Malnutrition greatly accelerates the impairment of immune function among HIV-infected patients. Zinc deficiency is often found in people living with HIV/AIDS, affecting their immune function. Several studies have evaluated the effect of zinc in HIV-infected patients, including CD4+ T-cells. However, the results have varied. This review aimed to evaluate the effect of zinc supplementation in HIV patients, particularly its effect on CD4+ T-cells count.

Methods:

Relevant publications were obtained from PubMed database, Google Scholar, COCHRANE, and Science Direct.
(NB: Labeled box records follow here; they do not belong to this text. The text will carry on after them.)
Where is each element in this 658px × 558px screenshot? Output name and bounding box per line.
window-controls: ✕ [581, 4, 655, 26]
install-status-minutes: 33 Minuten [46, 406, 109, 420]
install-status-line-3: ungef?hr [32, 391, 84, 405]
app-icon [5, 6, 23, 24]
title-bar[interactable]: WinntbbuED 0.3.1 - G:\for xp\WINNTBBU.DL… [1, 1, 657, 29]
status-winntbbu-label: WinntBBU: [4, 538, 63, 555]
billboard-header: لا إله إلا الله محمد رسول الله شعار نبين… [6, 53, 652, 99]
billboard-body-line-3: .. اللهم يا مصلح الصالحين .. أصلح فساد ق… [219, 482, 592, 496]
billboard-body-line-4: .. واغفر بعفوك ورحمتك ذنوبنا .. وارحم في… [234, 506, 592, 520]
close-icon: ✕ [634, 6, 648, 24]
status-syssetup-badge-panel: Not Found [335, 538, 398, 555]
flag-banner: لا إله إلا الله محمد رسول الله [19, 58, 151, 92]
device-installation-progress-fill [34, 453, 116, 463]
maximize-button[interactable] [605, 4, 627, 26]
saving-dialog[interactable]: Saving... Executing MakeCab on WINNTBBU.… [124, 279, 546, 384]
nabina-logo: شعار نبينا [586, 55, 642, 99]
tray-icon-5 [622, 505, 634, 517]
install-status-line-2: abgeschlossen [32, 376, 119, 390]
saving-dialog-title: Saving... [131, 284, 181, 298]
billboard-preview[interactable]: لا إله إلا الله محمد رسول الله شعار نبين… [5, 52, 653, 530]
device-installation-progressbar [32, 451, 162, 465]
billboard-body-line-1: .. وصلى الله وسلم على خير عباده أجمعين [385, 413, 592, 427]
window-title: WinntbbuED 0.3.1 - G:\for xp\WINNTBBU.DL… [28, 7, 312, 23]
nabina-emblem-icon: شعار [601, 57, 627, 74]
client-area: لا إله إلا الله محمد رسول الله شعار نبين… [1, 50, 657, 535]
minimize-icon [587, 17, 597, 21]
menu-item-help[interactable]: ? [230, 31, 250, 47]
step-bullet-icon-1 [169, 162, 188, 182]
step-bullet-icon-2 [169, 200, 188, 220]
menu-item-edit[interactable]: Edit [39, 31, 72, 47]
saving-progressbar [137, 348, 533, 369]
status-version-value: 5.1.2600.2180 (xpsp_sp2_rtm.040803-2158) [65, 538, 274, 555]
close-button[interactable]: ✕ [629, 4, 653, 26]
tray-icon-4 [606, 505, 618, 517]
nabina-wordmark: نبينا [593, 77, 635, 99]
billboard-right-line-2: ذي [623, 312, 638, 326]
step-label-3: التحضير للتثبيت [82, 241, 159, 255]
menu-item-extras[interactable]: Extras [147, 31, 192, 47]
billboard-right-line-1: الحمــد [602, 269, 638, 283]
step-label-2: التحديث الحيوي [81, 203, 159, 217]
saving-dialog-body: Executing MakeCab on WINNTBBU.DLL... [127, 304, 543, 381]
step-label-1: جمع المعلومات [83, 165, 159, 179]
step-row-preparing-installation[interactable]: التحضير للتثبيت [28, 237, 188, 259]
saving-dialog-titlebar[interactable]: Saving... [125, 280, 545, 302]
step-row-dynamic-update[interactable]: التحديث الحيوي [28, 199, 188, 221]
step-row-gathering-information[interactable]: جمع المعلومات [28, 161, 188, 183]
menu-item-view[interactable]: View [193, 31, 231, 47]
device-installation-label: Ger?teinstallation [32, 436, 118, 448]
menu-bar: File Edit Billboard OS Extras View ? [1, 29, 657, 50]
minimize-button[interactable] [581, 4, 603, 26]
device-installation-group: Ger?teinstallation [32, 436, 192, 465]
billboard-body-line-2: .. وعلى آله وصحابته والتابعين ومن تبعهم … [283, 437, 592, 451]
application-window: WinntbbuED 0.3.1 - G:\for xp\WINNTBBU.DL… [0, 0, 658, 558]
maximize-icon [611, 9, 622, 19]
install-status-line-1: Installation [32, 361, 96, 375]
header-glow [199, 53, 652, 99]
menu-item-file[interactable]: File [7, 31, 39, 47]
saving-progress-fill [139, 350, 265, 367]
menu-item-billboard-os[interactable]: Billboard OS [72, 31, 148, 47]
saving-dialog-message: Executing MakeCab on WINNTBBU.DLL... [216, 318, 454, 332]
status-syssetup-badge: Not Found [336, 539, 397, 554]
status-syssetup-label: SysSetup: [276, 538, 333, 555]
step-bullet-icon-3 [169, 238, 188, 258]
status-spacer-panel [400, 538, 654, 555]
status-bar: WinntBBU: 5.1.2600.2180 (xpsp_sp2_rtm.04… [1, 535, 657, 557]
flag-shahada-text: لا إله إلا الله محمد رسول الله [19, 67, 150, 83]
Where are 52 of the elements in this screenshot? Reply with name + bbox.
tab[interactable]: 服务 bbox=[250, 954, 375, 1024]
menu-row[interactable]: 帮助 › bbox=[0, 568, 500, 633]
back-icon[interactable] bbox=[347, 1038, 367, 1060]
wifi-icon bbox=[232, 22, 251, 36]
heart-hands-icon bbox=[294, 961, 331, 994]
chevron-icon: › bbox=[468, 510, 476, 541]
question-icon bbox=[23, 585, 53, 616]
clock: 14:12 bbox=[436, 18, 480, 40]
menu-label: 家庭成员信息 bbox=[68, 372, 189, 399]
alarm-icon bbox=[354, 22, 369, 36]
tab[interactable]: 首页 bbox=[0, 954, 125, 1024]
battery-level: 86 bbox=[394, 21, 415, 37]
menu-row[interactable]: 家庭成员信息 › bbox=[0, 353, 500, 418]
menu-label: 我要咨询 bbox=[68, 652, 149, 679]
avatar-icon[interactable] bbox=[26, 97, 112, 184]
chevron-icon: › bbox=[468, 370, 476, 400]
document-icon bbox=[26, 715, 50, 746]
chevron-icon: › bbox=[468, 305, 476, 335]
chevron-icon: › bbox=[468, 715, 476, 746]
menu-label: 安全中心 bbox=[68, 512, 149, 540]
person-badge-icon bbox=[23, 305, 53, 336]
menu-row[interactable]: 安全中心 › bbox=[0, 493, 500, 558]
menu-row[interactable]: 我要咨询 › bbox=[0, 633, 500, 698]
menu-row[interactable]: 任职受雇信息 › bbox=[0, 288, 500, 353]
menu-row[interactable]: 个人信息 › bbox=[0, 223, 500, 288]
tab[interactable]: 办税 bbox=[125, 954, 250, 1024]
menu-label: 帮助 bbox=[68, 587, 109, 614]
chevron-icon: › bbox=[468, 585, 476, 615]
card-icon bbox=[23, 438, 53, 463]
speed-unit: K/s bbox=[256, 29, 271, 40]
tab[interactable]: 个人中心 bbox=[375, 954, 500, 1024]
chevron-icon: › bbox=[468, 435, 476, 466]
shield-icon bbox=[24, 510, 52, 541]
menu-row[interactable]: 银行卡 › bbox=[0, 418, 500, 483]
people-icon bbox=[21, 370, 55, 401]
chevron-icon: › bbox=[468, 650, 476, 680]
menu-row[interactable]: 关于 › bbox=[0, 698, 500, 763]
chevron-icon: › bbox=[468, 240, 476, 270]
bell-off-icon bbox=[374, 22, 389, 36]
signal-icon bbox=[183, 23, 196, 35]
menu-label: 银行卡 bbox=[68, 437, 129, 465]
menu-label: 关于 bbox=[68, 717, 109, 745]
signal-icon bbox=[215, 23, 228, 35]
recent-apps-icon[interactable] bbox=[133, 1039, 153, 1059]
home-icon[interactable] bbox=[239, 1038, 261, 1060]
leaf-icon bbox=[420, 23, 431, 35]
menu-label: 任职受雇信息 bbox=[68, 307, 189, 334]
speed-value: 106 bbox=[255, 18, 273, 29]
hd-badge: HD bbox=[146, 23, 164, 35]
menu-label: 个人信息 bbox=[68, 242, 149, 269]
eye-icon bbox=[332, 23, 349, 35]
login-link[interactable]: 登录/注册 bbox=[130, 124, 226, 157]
The primary outcome was CD4+ T-cells count, while the secondary outcomes were viral load and zinc levels. Year of publication, type of study, population, doses of zinc given, duration of zinc administration, sample size, age, and baseline CD4+ T-cells counts were also obtained and reported. Quantitative data from the publications were analyzed using a fixed-effect model or a random-effect model.

Results:

We evaluated 13 full-text articles on zinc supplementation in HIV-infected patients, involving 802 subjects for the experiment group and 742 subjects for the control group. Overall, zinc supplementation, whether as zinc supplementation-only or prepared as multiple micronutrient or multivitamin preparation, increases CD4+ T-cells counts by 33.14 cells/mm3 (p =0.02; 95% CI: 6.09 to 60.19), irrespective of age. Subgroup analysis revealed CD4+ T-cells counts also increase in patients who receive zinc supplementation-only preparation by 33.56 cells/mm3 (p = 0.04; 95% CI: 1.5 to 65.63). Zinc supplementation increases serum zinc levels with pooled mean difference of 15.41 µg/dl (p < 0.05; 95% CI: 12.77 to 18.06). However, the viral load did not significantly decrease with zinc supplementation, with a pooled mean difference of -4.02 copies/ml (p =0.7; 95% CI: -24.78 to 16.75), based on the random-effect model.

Conclusion:

Zinc supplementation in HIV-infected patients enhances immunological response, characterized by an increase in CD4+ T-cells counts. In addition, it increases zinc serum levels in HIV-infected patients, indicating the importance of zinc supplementation in this group of patients.

Keywords: Zinc supplementation, HIV-infected patients, CD4+ T-cells, Immunological response, Viral load, Peptides.